We make work literally work, somehow. While I was employed, I didn’t think about the single moms or the families teetering on the brink of poverty because the system made it impossible for one parent to work. But I’m thinking about it now, a lot, having been soundly humbled and sitting here in my (relative) place of privilege.
As with many of the issues in the disability world that are not okay, the lack of support to allow women who have children with disabilities to work is also not okay. This is an equity issue. Women with typically-developing children have fought for many years to have choice – to choose to stay at home or to choose to work.
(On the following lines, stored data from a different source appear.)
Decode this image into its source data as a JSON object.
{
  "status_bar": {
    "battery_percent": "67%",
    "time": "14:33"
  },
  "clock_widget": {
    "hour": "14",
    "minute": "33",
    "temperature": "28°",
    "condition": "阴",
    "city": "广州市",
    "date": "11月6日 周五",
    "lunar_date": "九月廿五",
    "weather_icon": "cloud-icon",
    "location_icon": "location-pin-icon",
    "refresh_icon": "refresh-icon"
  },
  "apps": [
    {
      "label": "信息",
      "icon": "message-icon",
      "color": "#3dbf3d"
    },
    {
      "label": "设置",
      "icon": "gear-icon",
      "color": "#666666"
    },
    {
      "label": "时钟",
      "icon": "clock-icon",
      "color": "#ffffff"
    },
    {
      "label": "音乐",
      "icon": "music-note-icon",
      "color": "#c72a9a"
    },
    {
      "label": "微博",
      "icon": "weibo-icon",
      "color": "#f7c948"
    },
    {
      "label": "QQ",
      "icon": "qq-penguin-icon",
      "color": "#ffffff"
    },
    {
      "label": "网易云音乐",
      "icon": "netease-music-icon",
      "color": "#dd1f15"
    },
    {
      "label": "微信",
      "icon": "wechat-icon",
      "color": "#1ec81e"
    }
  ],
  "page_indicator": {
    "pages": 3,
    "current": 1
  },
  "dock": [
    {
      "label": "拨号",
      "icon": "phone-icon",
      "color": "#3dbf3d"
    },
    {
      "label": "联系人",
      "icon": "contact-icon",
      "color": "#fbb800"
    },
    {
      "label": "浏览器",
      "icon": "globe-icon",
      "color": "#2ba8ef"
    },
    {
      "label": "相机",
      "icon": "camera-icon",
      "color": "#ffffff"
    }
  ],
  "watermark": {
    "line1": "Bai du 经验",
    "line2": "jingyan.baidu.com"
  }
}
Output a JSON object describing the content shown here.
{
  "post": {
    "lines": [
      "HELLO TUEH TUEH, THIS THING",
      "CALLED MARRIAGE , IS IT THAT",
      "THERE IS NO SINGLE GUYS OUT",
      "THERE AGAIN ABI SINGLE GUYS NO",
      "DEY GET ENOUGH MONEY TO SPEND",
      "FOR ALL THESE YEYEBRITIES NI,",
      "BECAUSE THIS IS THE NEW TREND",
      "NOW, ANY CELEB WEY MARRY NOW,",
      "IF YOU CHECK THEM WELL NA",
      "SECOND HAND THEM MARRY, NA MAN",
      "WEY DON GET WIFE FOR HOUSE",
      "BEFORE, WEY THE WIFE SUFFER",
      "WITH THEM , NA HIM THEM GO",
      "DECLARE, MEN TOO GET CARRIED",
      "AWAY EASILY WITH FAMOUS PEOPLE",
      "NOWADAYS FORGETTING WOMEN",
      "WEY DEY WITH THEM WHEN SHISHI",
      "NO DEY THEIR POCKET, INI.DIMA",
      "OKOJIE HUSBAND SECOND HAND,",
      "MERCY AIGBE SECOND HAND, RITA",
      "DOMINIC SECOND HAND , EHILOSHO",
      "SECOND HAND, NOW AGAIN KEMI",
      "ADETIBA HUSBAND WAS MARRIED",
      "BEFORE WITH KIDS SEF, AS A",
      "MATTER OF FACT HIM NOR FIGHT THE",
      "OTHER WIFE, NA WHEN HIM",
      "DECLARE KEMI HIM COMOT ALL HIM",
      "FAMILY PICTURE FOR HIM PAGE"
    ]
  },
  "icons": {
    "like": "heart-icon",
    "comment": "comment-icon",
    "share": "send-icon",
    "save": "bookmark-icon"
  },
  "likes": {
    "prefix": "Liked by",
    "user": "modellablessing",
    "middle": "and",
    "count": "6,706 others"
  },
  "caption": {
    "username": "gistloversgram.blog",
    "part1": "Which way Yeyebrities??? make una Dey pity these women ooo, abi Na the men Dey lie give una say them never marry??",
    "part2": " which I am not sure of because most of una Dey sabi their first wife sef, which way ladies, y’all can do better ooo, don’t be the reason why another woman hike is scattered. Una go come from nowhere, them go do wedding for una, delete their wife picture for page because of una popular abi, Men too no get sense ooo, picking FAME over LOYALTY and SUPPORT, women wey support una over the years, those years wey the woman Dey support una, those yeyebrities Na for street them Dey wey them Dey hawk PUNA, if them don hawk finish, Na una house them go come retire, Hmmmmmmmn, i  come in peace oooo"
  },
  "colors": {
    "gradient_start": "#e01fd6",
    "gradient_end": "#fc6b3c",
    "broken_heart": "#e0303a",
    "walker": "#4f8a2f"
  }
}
This choice is automatically taken away from women who have children with extra needs.
Ellen K. Scott from the University of Oregon wrote an excellent paper called “I Feel As If I’m the One Who is Disabled: The emotional impact of changed employment trajectories of mothers caring for children with disabilities.” In it, she says:
“…mothers mourned an identity transformed and the loss of an essential part of themselves. They blamed the lack of alternative care, the inflexibility of the employers, and their child’s (or in some cases children’s) extraordinary needs, which required extensive direct and advocacy care.”
Our kids’ needs are only one part of this formula. How do our governments and workplaces support – or fail to support – those of us who care for vulnerable children? This is an important equity and economic question. We are the mothers who feminism – and the world – has left behind.